Is the shorthand $ \partial_{\mu} $ strictly a partial derivative in field theory?

  1. No, one of the partial derivative symbol $\partial_{\mu}$ in OP's equation (2) is not correct if it is supposed to mean partial derivatives. The correct Euler-Lagrange (EL) equations read $$ \tag{2'} 0~\approx~\frac{\delta S}{\delta \phi^{\alpha}} ~=~\frac{\partial {\cal L}}{\partial \phi^{\alpha}} - \sum_{\mu} \color{Red}{\frac{ d}{dx^{\mu}}} \frac{\partial {\cal L}}{\partial (\partial_{\mu}\phi^{\alpha})} + \ldots,$$ where the $\approx$ symbol means equality modulo eoms, and the ellipsis $\ldots$ denotes possible higher derivative terms. Here $$ \color{Red}{\frac{ d}{dx^{\mu}}}~=~ \frac{\partial }{\partial x^{\mu}} +\sum_{\alpha}(\partial_{\mu}\phi^{\alpha})\frac{\partial }{\partial \phi^{\alpha}} + \sum_{\alpha, \nu} (\partial_{\mu}\partial_{\nu}\phi^{\alpha})\frac{\partial }{\partial (\partial_{\nu}\phi^{\alpha})} + \ldots $$ is the $\color{Red}{\text{total spacetime derivative}}$ rather than a partial spacetime derivative. See also this and this related Phys.SE posts.

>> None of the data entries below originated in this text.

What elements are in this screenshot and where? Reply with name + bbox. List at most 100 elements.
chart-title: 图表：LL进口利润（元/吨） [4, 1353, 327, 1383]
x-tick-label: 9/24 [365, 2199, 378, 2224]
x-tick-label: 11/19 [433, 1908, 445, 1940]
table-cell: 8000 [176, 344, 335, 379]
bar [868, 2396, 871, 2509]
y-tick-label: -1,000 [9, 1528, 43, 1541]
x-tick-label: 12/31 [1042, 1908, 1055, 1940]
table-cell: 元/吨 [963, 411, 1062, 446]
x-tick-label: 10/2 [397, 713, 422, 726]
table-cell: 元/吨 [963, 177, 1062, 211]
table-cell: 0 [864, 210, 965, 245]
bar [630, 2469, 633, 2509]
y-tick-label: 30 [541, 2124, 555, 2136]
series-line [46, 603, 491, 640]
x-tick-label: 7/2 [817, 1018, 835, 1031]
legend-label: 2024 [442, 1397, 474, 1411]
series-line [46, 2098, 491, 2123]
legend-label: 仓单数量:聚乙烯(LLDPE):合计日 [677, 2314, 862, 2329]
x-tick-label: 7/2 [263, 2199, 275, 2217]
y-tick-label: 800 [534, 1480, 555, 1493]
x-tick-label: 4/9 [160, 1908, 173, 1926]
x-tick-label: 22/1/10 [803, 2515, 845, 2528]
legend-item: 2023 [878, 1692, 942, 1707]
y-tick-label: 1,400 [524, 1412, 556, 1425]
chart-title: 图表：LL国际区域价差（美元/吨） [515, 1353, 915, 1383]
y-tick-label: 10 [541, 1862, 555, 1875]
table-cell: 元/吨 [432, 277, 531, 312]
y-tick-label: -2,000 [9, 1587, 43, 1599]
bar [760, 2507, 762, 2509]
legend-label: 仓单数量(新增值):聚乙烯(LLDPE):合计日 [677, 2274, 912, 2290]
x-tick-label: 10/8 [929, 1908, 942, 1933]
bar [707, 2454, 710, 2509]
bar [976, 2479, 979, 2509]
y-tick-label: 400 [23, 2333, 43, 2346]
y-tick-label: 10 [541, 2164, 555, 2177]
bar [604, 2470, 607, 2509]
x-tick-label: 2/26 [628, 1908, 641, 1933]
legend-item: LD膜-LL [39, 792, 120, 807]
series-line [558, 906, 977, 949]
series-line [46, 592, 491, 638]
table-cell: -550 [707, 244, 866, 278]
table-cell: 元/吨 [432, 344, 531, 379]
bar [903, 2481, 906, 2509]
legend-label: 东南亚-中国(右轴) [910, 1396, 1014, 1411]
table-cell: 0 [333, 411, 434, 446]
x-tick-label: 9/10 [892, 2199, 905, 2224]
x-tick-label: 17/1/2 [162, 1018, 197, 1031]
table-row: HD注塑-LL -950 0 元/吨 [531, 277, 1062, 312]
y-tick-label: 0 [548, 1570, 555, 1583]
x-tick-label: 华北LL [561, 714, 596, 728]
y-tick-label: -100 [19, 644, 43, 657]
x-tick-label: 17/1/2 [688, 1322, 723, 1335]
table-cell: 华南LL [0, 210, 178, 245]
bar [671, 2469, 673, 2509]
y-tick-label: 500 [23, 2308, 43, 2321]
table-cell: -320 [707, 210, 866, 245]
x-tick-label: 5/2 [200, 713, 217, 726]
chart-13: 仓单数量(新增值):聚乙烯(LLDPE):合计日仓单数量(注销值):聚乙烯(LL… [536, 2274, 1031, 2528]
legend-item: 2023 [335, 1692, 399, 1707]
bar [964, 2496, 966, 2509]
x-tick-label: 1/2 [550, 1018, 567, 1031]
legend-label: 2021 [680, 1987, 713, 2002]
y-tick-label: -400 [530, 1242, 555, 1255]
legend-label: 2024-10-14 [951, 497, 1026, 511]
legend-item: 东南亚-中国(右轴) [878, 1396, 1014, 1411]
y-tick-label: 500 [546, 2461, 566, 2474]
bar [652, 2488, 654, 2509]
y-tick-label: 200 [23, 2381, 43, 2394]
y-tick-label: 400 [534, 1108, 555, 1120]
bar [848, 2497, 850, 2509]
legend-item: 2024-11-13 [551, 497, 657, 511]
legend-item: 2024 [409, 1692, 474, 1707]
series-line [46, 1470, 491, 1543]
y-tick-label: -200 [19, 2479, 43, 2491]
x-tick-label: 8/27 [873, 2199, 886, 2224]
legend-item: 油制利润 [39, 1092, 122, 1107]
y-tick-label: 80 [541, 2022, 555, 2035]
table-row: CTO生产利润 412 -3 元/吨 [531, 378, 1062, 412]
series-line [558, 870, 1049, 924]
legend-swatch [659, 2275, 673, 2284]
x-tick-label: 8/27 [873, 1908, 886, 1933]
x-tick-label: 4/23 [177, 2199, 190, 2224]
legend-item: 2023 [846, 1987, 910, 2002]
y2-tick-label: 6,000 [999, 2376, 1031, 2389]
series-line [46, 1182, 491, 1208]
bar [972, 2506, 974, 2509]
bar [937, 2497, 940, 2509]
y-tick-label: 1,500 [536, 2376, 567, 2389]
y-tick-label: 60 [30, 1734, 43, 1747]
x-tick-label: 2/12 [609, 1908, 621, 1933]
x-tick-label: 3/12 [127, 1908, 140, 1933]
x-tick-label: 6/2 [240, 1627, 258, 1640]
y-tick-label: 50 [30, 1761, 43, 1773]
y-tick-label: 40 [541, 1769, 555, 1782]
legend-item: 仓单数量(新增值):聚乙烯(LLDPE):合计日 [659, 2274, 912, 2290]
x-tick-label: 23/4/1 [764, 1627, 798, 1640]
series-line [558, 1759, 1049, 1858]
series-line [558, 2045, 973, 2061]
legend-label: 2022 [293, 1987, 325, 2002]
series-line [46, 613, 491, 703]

  2. Let us mention for completeness that the other appearance of the partial derivative symbol $\partial_{\mu}$ in OP's equation (2) is correct. It may be replaced with a total spacetime derivative $\color{Red}{d_{\mu}}$, since $\partial_{\mu}\phi\equiv\color{Red}{d_{\mu}}\phi$ by definition, cf. OP's eq. (3).


First, let's make sure we understand the notion of the total derivative in the particle case: The Lagrangian itself is a real-valued function $L(q,\dot{q},t)$, where $q$ and $\dot{q}$ are treated as independent variables, cf. this question or this answer of mine. When we speak of a "total" derivative in the context of the Euler-Lagrangian equations, we actually mean that we take a path $q(t)$, compute its time-derivative $\dot{q}(t)$, then consider the function $L(q(t),\dot{q}(t),t)$, whose only free arugment is now $t$, and then take the derivative w.r.t. $t$. To speak of "total" or "partial" derivative is a handwavy way to distinguish between the Lagrangian as a function of independent variables $q,\dot{q},t$ (this is a partial case) and the Lagrangian as a function of time after a time-dependent path has been plugged in (this is the "total" case). So, the expression $\frac{\mathrm{d}}{\mathrm{d}t}\frac{\partial L}{\partial \dot{q}}$ means: Take the Lagrangian as a function of $q,\dot{q},t$, differentiate with respect to $\dot{q}$, then plug a path $q(t)$ into the resulting function, then differentiate with respect to $t$.

So, in the field case, we have a function $\mathcal{L}(\phi,\partial_\mu\phi,x)$ that just treats $\phi$ and $\partial_\mu \phi$ as real numbers, and of which we take the "partial" derivatives $\frac{\partial\mathcal{L}}{\partial(\partial_\mu \phi)}$. This is just the derivative of this function with respect to its second argument, nothing special, just like in the particle case. Now, once again, you can plug in a field $\phi(x)$ into this function, and you get a function $\mathcal{L}(\phi(x),\partial_\mu \phi(x),x)$ that is now just a function of $x$, and you can differentiate this object. Like the $\frac{\mathrm{d}}{\mathrm{d}t}$ in the particle case, the $\partial_\mu$ in the field version of the Euler-Lagrange equation is supposed to act in this way: You differentiate the function $\mathcal{L}$ with respect to its second argument, then plug in a field $\phi(x)$, then differentiate the resulting function w.r.t. $x^\mu$ - so the derivative is indeed a "total" one.